3mm bleed ensures that when you stack 100s or 1000s of sheets of paper on top of each other, should 1 page have shifted slightly in that pile, maybe 1 mm - and another shifts the other way perhaps 1mm too.

That when the guillotine cuts to the trim marks that there's an allowance for this shift, and ensures that you do not get slivers of white on the edge of a sheet.


The guillotine as you can see is a huge mechanical machine - so 3 mm accounts for any movemen in the mechanical process.


The only way to ensure you don't get a bad trim is to ensure you have 3mm bleed. Which means you lose 3mm of your image.
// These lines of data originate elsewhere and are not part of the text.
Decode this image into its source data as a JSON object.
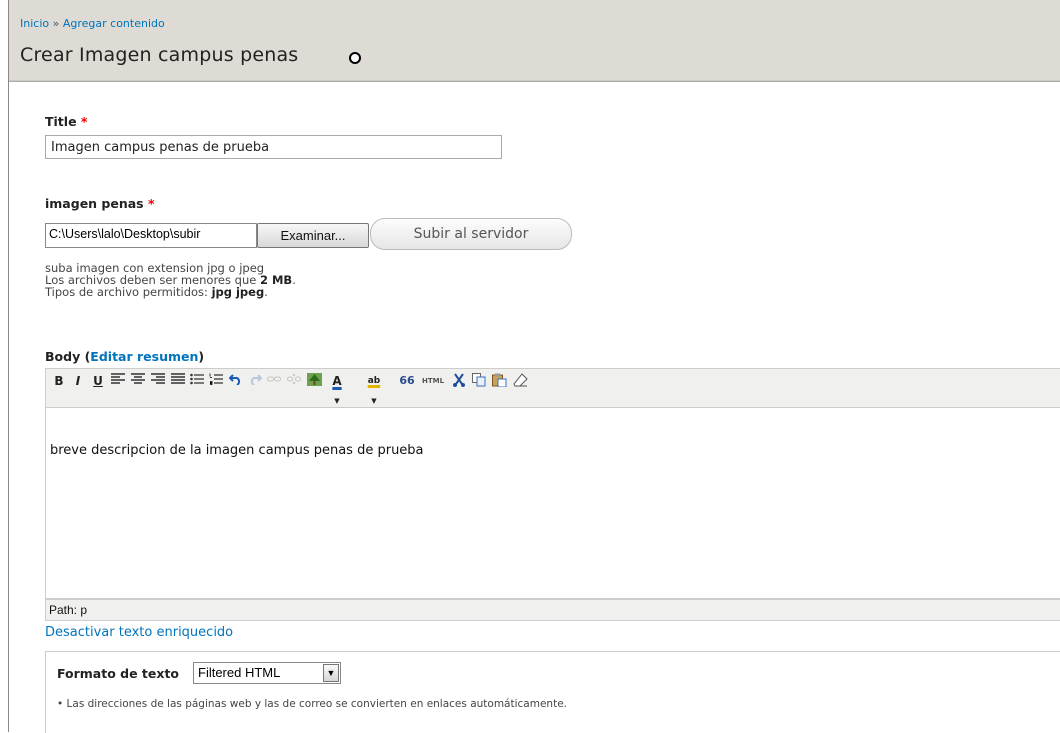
{
  "breadcrumb": {
    "home": "Inicio",
    "separator": "»",
    "current": "Agregar contenido"
  },
  "page_title": "Crear Imagen campus penas",
  "form": {
    "title": {
      "label": "Title",
      "required_mark": "*",
      "value": "Imagen campus penas de prueba"
    },
    "image": {
      "label": "imagen penas",
      "required_mark": "*",
      "file_path": "C:\\Users\\lalo\\Desktop\\subir",
      "browse_label": "Examinar...",
      "upload_label": "Subir al servidor",
      "help_1": "suba imagen con extension jpg o jpeg",
      "help_2_prefix": "Los archivos deben ser menores que",
      "help_2_size": "2 MB",
      "help_2_suffix": ".",
      "help_3_prefix": "Tipos de archivo permitidos:",
      "help_3_types": "jpg jpeg",
      "help_3_suffix": "."
    },
    "body": {
      "label": "Body",
      "paren_open": "(",
      "edit_summary": "Editar resumen",
      "paren_close": ")",
      "toolbar": {
        "bold": "B",
        "italic": "I",
        "underline": "U",
        "font_color": "A",
        "highlight": "ab",
        "blockquote": "66",
        "html": "HTML"
      },
      "content": "breve descripcion de la imagen campus penas de prueba",
      "path_label": "Path:",
      "path_value": "p",
      "disable_rich_text": "Desactivar texto enriquecido"
    },
    "text_format": {
      "label": "Formato de texto",
      "selected": "Filtered HTML",
      "tip": "Las direcciones de las páginas web y las de correo se convierten en enlaces automáticamente."
    }
  }
}
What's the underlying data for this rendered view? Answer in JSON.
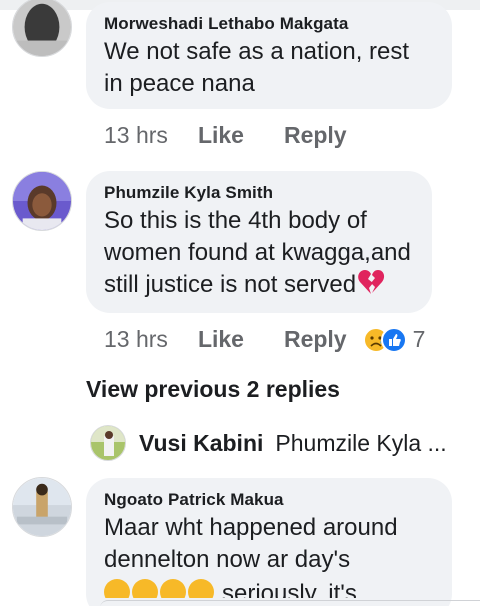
{
  "comments": [
    {
      "author": "Morweshadi Lethabo Makgata",
      "text": "We not safe as a nation, rest in peace nana",
      "time": "13 hrs",
      "like": "Like",
      "reply": "Reply"
    },
    {
      "author": "Phumzile Kyla Smith",
      "text": "So this is the 4th body  of women found at kwagga,and still justice is not served",
      "emoji": "broken-heart",
      "time": "13 hrs",
      "like": "Like",
      "reply": "Reply",
      "reaction_count": "7",
      "reactions": [
        "sad-reaction-icon",
        "like-reaction-icon"
      ]
    },
    {
      "author": "Ngoato Patrick Makua",
      "text": "Maar  wht happened around dennelton now ar day's",
      "text_cut": "seriously, it's"
    }
  ],
  "view_previous": "View previous 2 replies",
  "reply_preview": {
    "name": "Vusi Kabini",
    "snippet": "Phumzile Kyla ..."
  },
  "colors": {
    "bubble": "#f0f2f5",
    "meta": "#65676b",
    "like_blue": "#1877f2",
    "sad_yellow": "#f7b928",
    "heart_red": "#e0245e"
  }
}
If you want the whole image and not lose anything, then you can't have it go to the edge of the page.

The only way around this would be open the file and increase the size of the canvas by 3mm all around, then add in extra image data all around the 3mm, meaning that if you put it in the bleed area, then you are only trimming off the area of image that you added yourself.
 
As Wardy says.

When I've had similar issues you can sometimes, depending on the image add a bit to is using the clone tool or whatever.
 
Thanks a lot for your responses. This is what I was trying to do, extend the background a bit so in case something goes wrong, it will not show. But sometimes, the picture is busier and it's more difficult to do it. I am just starting in graphic design, so I wanted to know a more professional advice. Thanks a lot again for your responses.